The College of Professional Studies has struggled to recruit international students because some of the degrees the school offers are unknown outside the U.S., the school’s dean said earlier this month.
Ali Eskandarian, the dean of the school, said at a Faculty Senate meeting earlier this month that the Chinese government didn’t recognize degrees from some programs because the school offers bachelor’s and master’s degrees in professional studies – a degree much less common internationally than those in arts or sciences. Experts said this was a potential issue because it could deter international students from enrolling in the college’s programs as it seeks to expand its global footprint.
Eskandarian said at the meeting that a Chinese university nearly halted sending students to the college because the professional degrees the program offers are not viewed as equivalent to ones available in China.
“This has led to confusion in recruitment of eligible students, especially in programs for which a more common designation of BS, BA, MA or MS is normally available in other institutions,” Eskandarian said in an email.
He said “some years ago” the school was trying to bring a group of Chinese students to a few of the school’s off-campus programs, but the deal fell apart because the Ministry of Education in China didn’t know what a professional studies degree was.
Eskandarian said at the meeting that he hoped the University would try to work with the college to overcome this challenge.
“I’m hoping that the University will pay more attention to the limitations that have been imposed on us as a college so we can perform better for you,” he said.
Eskandarian declined to say what the school was doing to reduce confusion about professional studies degrees among international students.
There are currently 92 international students in the school, including 12 from China – the largest number from the country in recent years, according to the University’s institutional statistics. Eight years ago, the school enrolled about 25 international students.
Administrators set a University-wide goal in 2013 to bring in 15 percent of undergraduate students and 30 percent of graduate students from outside the United States by 2022. Officials and experts have said that expanding the University’s global presence will help GW financially since most international students pay full tuition.

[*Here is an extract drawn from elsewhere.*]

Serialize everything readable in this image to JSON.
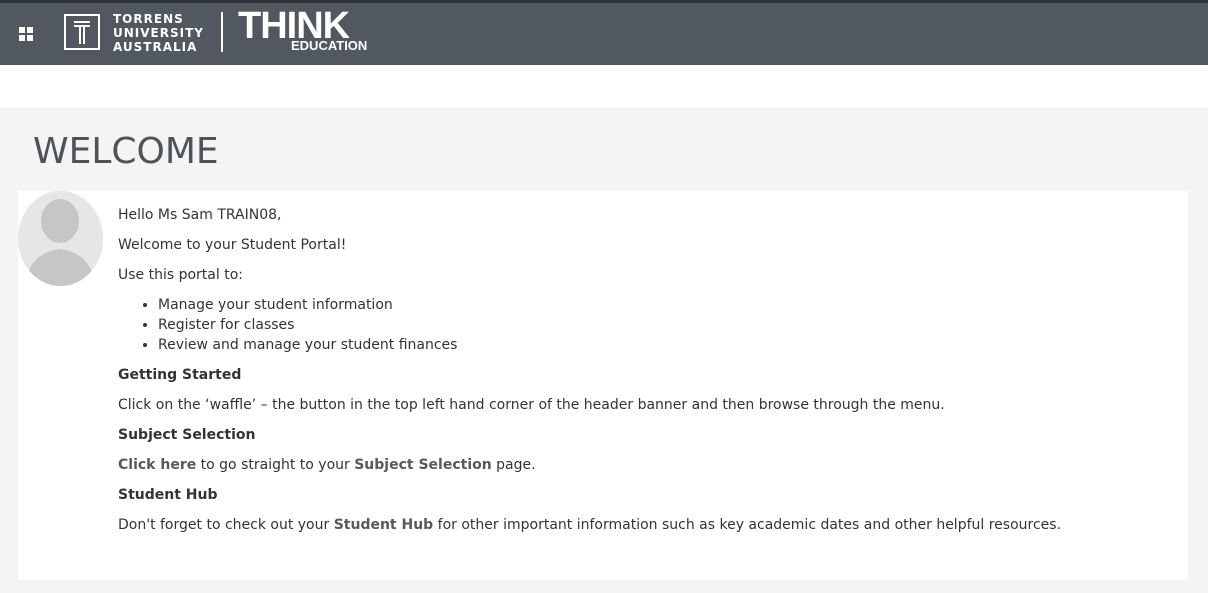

Mark Reeves, a professor of physics and the director of the school’s molecular biotechnology program, said in an email that international students are sometimes concerned about receiving a master’s of professional studies because employers in their home country aren’t familiar with those types of degrees.
Reeves said GW needs to find ways to accommodate international students because of the unique perspective they bring to the University.

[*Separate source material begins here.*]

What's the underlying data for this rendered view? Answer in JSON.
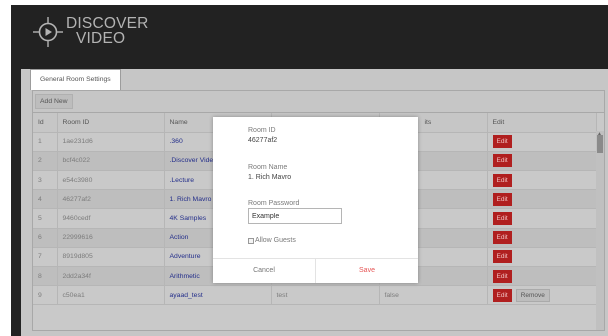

“International students bring diversity of culture and focus to our campus and that is of high value to GW,” Reeves said.
He said master’s of professional studies degrees, while largely unknown abroad, are valuable because they boost the skills students already have.
“They do teach students how to take their bachelor of arts or science into a job-marketable degree,” Reeves said.
Rahul Choudaha, a principal researcher and CEO of DrEducation, a global higher education research and consulting firm, said word-of-mouth and an institution’s reputation significantly impact whether international students are interested in a university. International students can be deterred from enrolling if employers don’t know about their degree, he said.
“Employers are aware more of top universities but a specific credential may become a surprise element to them,” Choudaha said.